January prices on apparel, footwear and accessories rose 3.1 percent from a yr earlier.

That included a 4.9 percent rise in watch and jewellery prices, a 4.5 percent increase in men’s apparel and a 3.5 percent rise in women’s apparel. Those increases were pulled down by the more modest 0.4 percent gain in footwear prices.

The pandemic fed inflation with supply chain back ups, government stimulus checks and a cooped up consumer spending closer to home.

Now those forces have largely passed through and many patrons are more apprehensive concerning the threat of recession than facing bare shelves at stores.

And so some shoppers are gravitating to stores with lower prices.

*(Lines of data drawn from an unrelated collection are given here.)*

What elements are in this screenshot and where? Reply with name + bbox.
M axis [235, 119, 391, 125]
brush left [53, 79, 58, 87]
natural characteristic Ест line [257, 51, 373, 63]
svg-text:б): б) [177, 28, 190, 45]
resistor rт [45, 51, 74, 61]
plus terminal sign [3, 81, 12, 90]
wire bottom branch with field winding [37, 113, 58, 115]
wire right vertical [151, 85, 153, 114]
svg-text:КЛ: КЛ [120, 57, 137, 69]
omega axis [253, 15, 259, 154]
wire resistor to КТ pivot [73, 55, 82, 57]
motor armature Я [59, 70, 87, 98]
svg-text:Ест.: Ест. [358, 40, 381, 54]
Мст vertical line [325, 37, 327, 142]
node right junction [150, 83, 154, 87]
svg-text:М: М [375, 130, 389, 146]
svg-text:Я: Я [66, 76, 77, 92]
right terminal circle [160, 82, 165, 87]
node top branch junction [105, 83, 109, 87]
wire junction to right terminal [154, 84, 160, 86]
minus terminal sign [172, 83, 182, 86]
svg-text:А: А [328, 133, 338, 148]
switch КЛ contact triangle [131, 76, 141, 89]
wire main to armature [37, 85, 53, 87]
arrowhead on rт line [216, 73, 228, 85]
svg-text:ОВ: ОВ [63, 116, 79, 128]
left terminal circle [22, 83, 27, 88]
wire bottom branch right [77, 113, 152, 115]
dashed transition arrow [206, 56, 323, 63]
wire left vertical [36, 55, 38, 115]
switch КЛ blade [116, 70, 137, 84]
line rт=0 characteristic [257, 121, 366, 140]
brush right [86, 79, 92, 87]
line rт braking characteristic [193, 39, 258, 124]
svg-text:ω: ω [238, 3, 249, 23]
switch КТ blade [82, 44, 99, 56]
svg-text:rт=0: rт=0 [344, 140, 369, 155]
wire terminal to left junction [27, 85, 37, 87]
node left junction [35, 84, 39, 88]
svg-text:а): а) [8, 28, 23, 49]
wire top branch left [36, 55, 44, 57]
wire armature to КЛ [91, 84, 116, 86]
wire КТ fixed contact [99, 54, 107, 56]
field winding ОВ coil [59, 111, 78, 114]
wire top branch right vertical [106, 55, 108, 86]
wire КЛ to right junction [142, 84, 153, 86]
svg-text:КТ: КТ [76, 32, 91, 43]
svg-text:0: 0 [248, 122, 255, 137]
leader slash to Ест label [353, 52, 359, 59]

“Trade-down is clear across the patron spectrum which may benefit off-price retail,” said John Kernan, an analyst at Cowen.

“Off-price visitation rates for girls 18 to 34 sequentially improved in January to 56 percent from 51 percent in December,” Kernan said.

That has the market moving toward The TJX Cos., Ross Stores Inc. and Burlington Stores Inc. — the country’s three largest off-pricers.

Kernan estimated those three corporations could see their share of apparel and accessories market jump from 13.9 percent now to fifteen.3 percent by 2024.

And full-price retailers, wary of diluting their very own brands, are feeding the off-price resurgence.

“Inventory availability for the off-price channel must be structurally improving,” Kernan said. “Many brands and retailers are working to liquidate excess as supply chain normalizes, creating robust availability for off-price.”